Even with the stringent standards, Charles is drawn to young people who are hungry to be successful in the industry. When Recording Connection student Mario Ramirez had his initial interview, Charles says the studio owner was reluctant at first. “Tony was kind of like, ‘I don’t know about it…But I felt a connection with him in some cool way,” he says.
Charles decided to take a chance on Mario. He had a five-week project going on in his own home studio, so he brought Mario into his home studio for the initial part of his training. “He was great,” says Charles. “I could tell he was hungry because the first week, he was there until the lights were turned off…He would get there bright and early in the morning asking me if I need anything, or if everything’s okay. He would know when not to talk, he would know when to talk, and then from there I was like, “Wow, it’s obvious at this point,’ because he was so good. And then from there, after that session, I brought him back to the Ranch for the last 15 weeks of his 20-week project, and it just worked so well, he just jumped right in.”
The risk paid off big time for Mario, who ultimately got hired as an assistant engineer at Sonic Ranch within a couple of weeks of graduating. Charles says he’s still doing great. “I can see him growing into being a producer and growing into whatever he sees fit,” he says.
Interestingly enough, Charles comes from a traditional education background. “I’m son to a teacher,” he says. She actually just retired from being a principal for years, and so I thoroughly believe in education and the process that comes with. My dad is also pursuing a doctorate at the age of 65 right now. So it’s always about learning.”
Needless to say, it means something that someone with Charles’ background chooses to educate Recording Connection students via the mentored externship approach. “The Recording Connection definitely has a formula for the future of education,” he says. “There’s a really foundation education that people get when they come here, and it’s a world class education too…I think it’s worth more than any school can give you.

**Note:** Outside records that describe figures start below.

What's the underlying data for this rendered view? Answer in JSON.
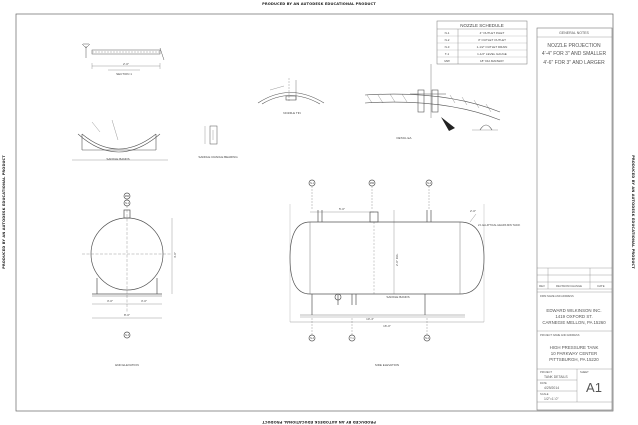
{
  "watermark": {
    "text": "PRODUCED BY AN AUTODESK EDUCATIONAL PRODUCT"
  },
  "nozzle_schedule": {
    "title": "NOZZLE SCHEDULE",
    "rows": [
      {
        "mark": "N-1",
        "desc": "4\" OUTLET INLET"
      },
      {
        "mark": "N-2",
        "desc": "3\" OUTLET OUTLET"
      },
      {
        "mark": "N-3",
        "desc": "1-1/2\" OUTLET DRAIN"
      },
      {
        "mark": "T-1",
        "desc": "1-1/2\" LEVEL GAUGE"
      },
      {
        "mark": "MW",
        "desc": "18\" DIA MANWAY"
      }
    ]
  },
  "general_notes": {
    "title": "GENERAL NOTES",
    "lines": [
      "NOZZLE PROJECTION",
      "4'-4\" FOR 3\" AND SMALLER",
      "4'-6\" FOR 3\" AND LARGER"
    ]
  },
  "revision_block": {
    "rev": "REV",
    "description": "REVISION/CHANGE",
    "date": "DATE"
  },
  "firm": {
    "label": "FIRM NAME AND ADDRESS",
    "lines": [
      "EDWARD WILKINSON INC.",
      "1419 OXFORD ST.",
      "CARNEGIE MELLON, PA 15260"
    ]
  },
  "project": {
    "label": "PROJECT NAME AND ADDRESS",
    "lines": [
      "HIGH PRESSURE TANK",
      "10 PARKWAY CENTER",
      "PITTSBURGH, PA 15220"
    ]
  },
  "title_block": {
    "drawn_label": "PROJECT",
    "drawn_value": "TANK DETAILS",
    "date_label": "DATE",
    "date_value": "4/29/2014",
    "scale_label": "SCALE",
    "scale_value": "1/2\"=1'-0\"",
    "sheet_label": "SHEET",
    "sheet_value": "A1"
  },
  "views": {
    "section_1": "SECTION 1",
    "nozzle_tin": "NOZZLE TIN",
    "saddle_bands": "SADDLE BANDS",
    "saddle_cradle": "SADDLE CRADLE BEARING",
    "detail_ea": "DETAIL EA",
    "end_elevation": "END ELEVATION",
    "side_elevation": "SIDE ELEVATION"
  },
  "dimensions": {
    "d_2_0": "2'-0\"",
    "d_4_0": "4'-0\"",
    "d_8_0": "8'-0\"",
    "d_5_0": "5'-0\"",
    "d_10_4": "10'-4\"",
    "d_3_0": "3'-0\"",
    "d_16_0": "16'-0\"",
    "d_shell": "2'-0\" DIA.",
    "saddle_note": "SADDLE BANDS",
    "ellip_note": "2:1 ELLIPTICAL HEADS MIN THICK"
  },
  "markers": {
    "n1": "N-1",
    "n2": "N-2",
    "n3": "N-3",
    "mw": "MW",
    "t1": "T-1"
  }
}
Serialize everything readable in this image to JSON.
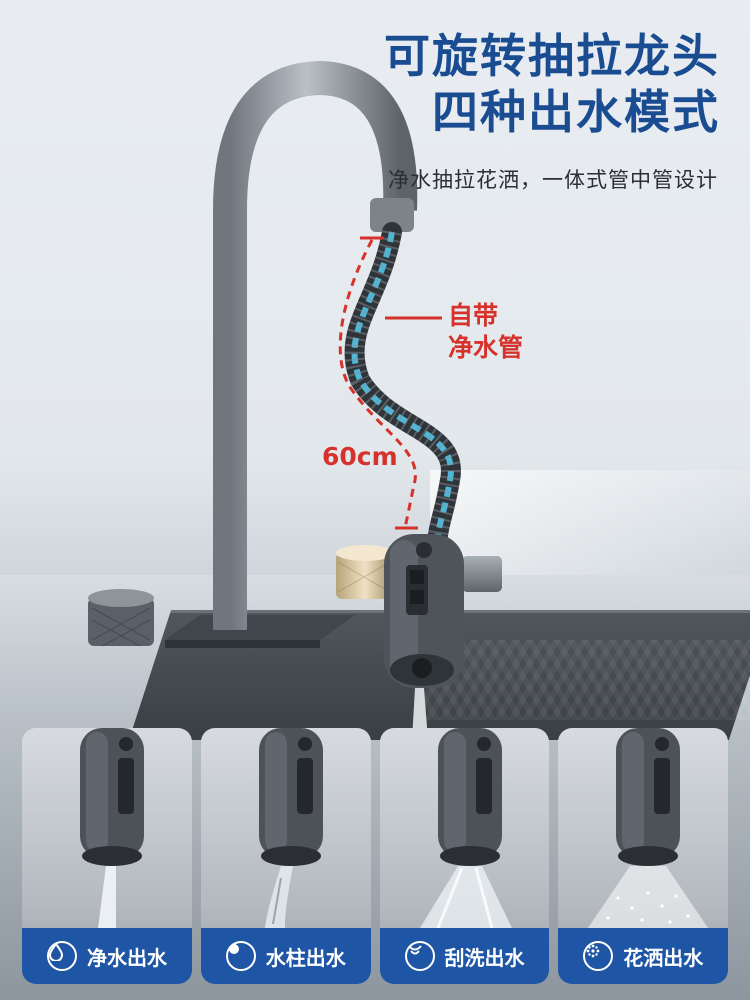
{
  "headline": {
    "line1": "可旋转抽拉龙头",
    "line2": "四种出水模式"
  },
  "subtitle": "净水抽拉花洒，一体式管中管设计",
  "callout": {
    "line1": "自带",
    "line2": "净水管"
  },
  "hose_length": "60cm",
  "colors": {
    "headline": "#1a4c92",
    "accent_red": "#d6322b",
    "mode_bar": "#1e55a5"
  },
  "modes": [
    {
      "label": "净水出水",
      "icon": "water-drop-icon"
    },
    {
      "label": "水柱出水",
      "icon": "dot-circle-icon"
    },
    {
      "label": "刮洗出水",
      "icon": "wave-icon"
    },
    {
      "label": "花洒出水",
      "icon": "spray-dots-icon"
    }
  ]
}
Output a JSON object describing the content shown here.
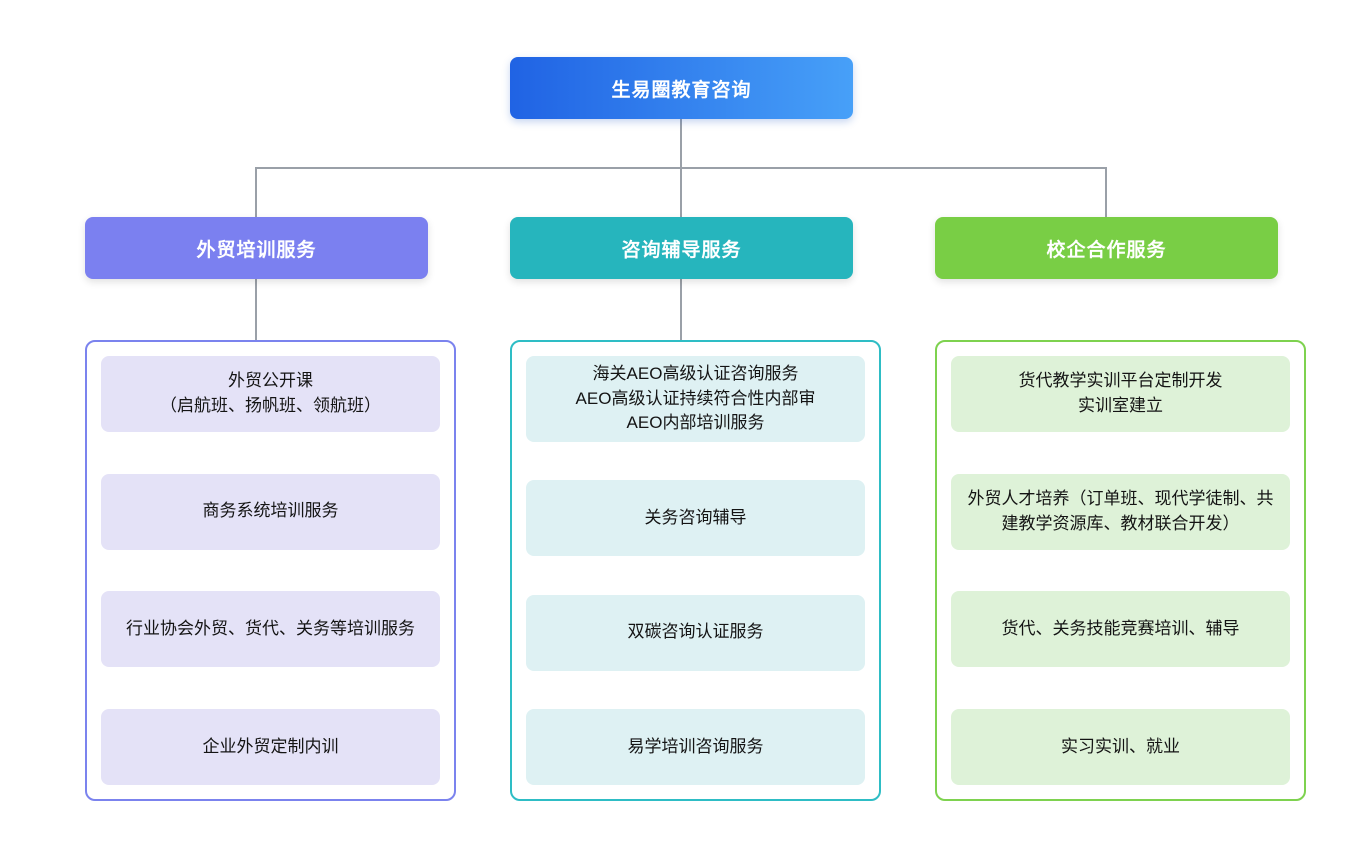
{
  "root": {
    "label": "生易圈教育咨询",
    "bg_from": "#2063e4",
    "bg_to": "#47a0f8"
  },
  "connector_color": "#9aa0a8",
  "branches": [
    {
      "label": "外贸培训服务",
      "header_color": "#7b80f0",
      "border_color": "#7b83ee",
      "item_bg": "#e4e2f7",
      "items": [
        "外贸公开课\n（启航班、扬帆班、领航班）",
        "商务系统培训服务",
        "行业协会外贸、货代、关务等培训服务",
        "企业外贸定制内训"
      ]
    },
    {
      "label": "咨询辅导服务",
      "header_color": "#26b5bd",
      "border_color": "#2ebdc5",
      "item_bg": "#def1f3",
      "items": [
        "海关AEO高级认证咨询服务\nAEO高级认证持续符合性内部审\nAEO内部培训服务",
        "关务咨询辅导",
        "双碳咨询认证服务",
        "易学培训咨询服务"
      ]
    },
    {
      "label": "校企合作服务",
      "header_color": "#79ce45",
      "border_color": "#7ed24f",
      "item_bg": "#def2d8",
      "items": [
        "货代教学实训平台定制开发\n实训室建立",
        "外贸人才培养（订单班、现代学徒制、共建教学资源库、教材联合开发）",
        "货代、关务技能竞赛培训、辅导",
        "实习实训、就业"
      ]
    }
  ]
}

That’s why I really like the Recording Connection, because it gets people in the environment, one-on-one with somebody who is doing it, knows about it and is able to illustrate it in every form and every detail to that one person and their attention span, instead of going into the education [with] a lot of people in a classroom.
“Unfortunately, most of the world looks for that piece of paper, that diploma,” Charles continues. “But that’s what I love about the music industry is that it’s not about that. It’s about the work you’ve done, the way you portray yourself.”
And that, he says, is one of the most important bits of advice he offers to up-and-comers in the industry. “The recommendation I would give to anybody in their first situation when it comes to their nerves or how they present themselves is you have to be yourself,” he says. “You have to be yourself, and that fits, or it doesn’t fit…The artist and the producer and engineer will know, because once again, we’re in the music industry…these people who are successful in the music industry are able to look deep inside their own hearts and expose things, and other people’s hearts and recognize and regard those things, since it is an artistic industry. You know, that’s just the nature of it. So if you’re not yourself, quite frankly, people are going to see right through it.”